5. The Future and Prospects of AI Big Models in Smart Homes
Large AI models are reshaping the smart home sector, ushering in advanced intelligent living possibilities. Their integration promises to transform various aspects of smart homes. AI models can personalize devices based on user behaviors and preferences, automating adjustments for lighting, temperature, and audio systems to enhance comfort. Their advanced speech and natural language processing capabilities enrich user-device interactions, improving responsiveness to voice commands. Furthermore, AI's image recognition abilities strengthen smart home security with features like anomaly detection and facial recognition. Crucially, large AI models are becoming pivotal in the smart home ecosystem, enabling interoperability among devices for a more integrated experience.
In summary, large AI models hold tremendous potential for intelligent, convenient, and safe living environments. Leading companies are driving innovations in this space.
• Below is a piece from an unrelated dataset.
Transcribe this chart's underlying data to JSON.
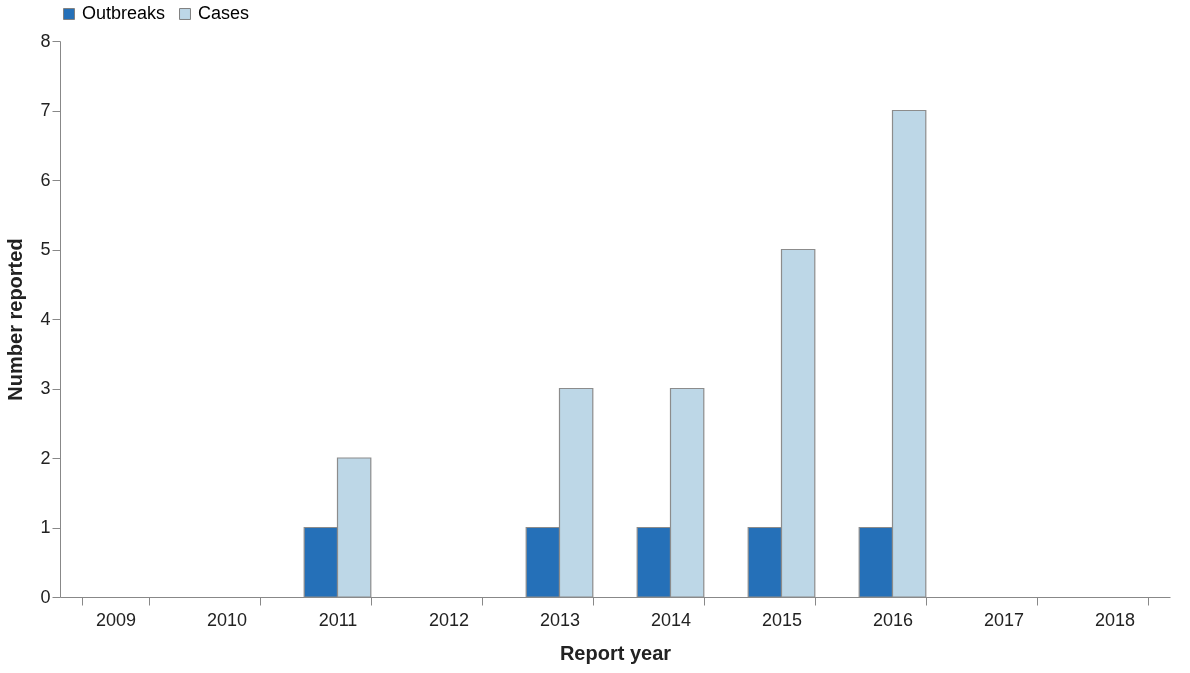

For instance, Midea's deep learning-based model enhances user experiences with precise appliance control. AIspeech's DFM-2 model refines voice interactions for natural communication, while Haier's HomeGPT integrates natural language processing and image recognition to advance the smart home ecosystem. These developments indicate a future where large AI models play a central role in delivering a comprehensive and improved smart home experience.
6. Conclusion
The article provides a comprehensive review of the development and future prospects of large AI models in the field of smart homes, focusing on the current status of research platforms both domestically and internationally, data research within smart homes, and AI model research in smart homes. The research discussed covers three key factors: data, models, and execution, addressing the main pain points, challenges, and mathematical and model issues in the study of large AI models in smart homes. By summarizing cutting-edge research both domestically and internationally, the article outlines potential issues and future directions for research related to large AI models in smart homes: (1) Future smart home platforms should further integrate resources to form an IoT central platform with high integration, compatibility, and stability. (2) Data security and privacy in smart home environments should be better protected and risk-controlled. (3) Issues such as data bias and accuracy persist in the deployment of large AI models in smart homes. Techniques like reinforcement learning using human feedback should be employed for fine-tuning in application scenarios. (4) The integration of AI language models with smart voice assistants is a future development trend in smart homes. (5) Research should shift from a single-modal to a multi-modal human-computer interaction approach.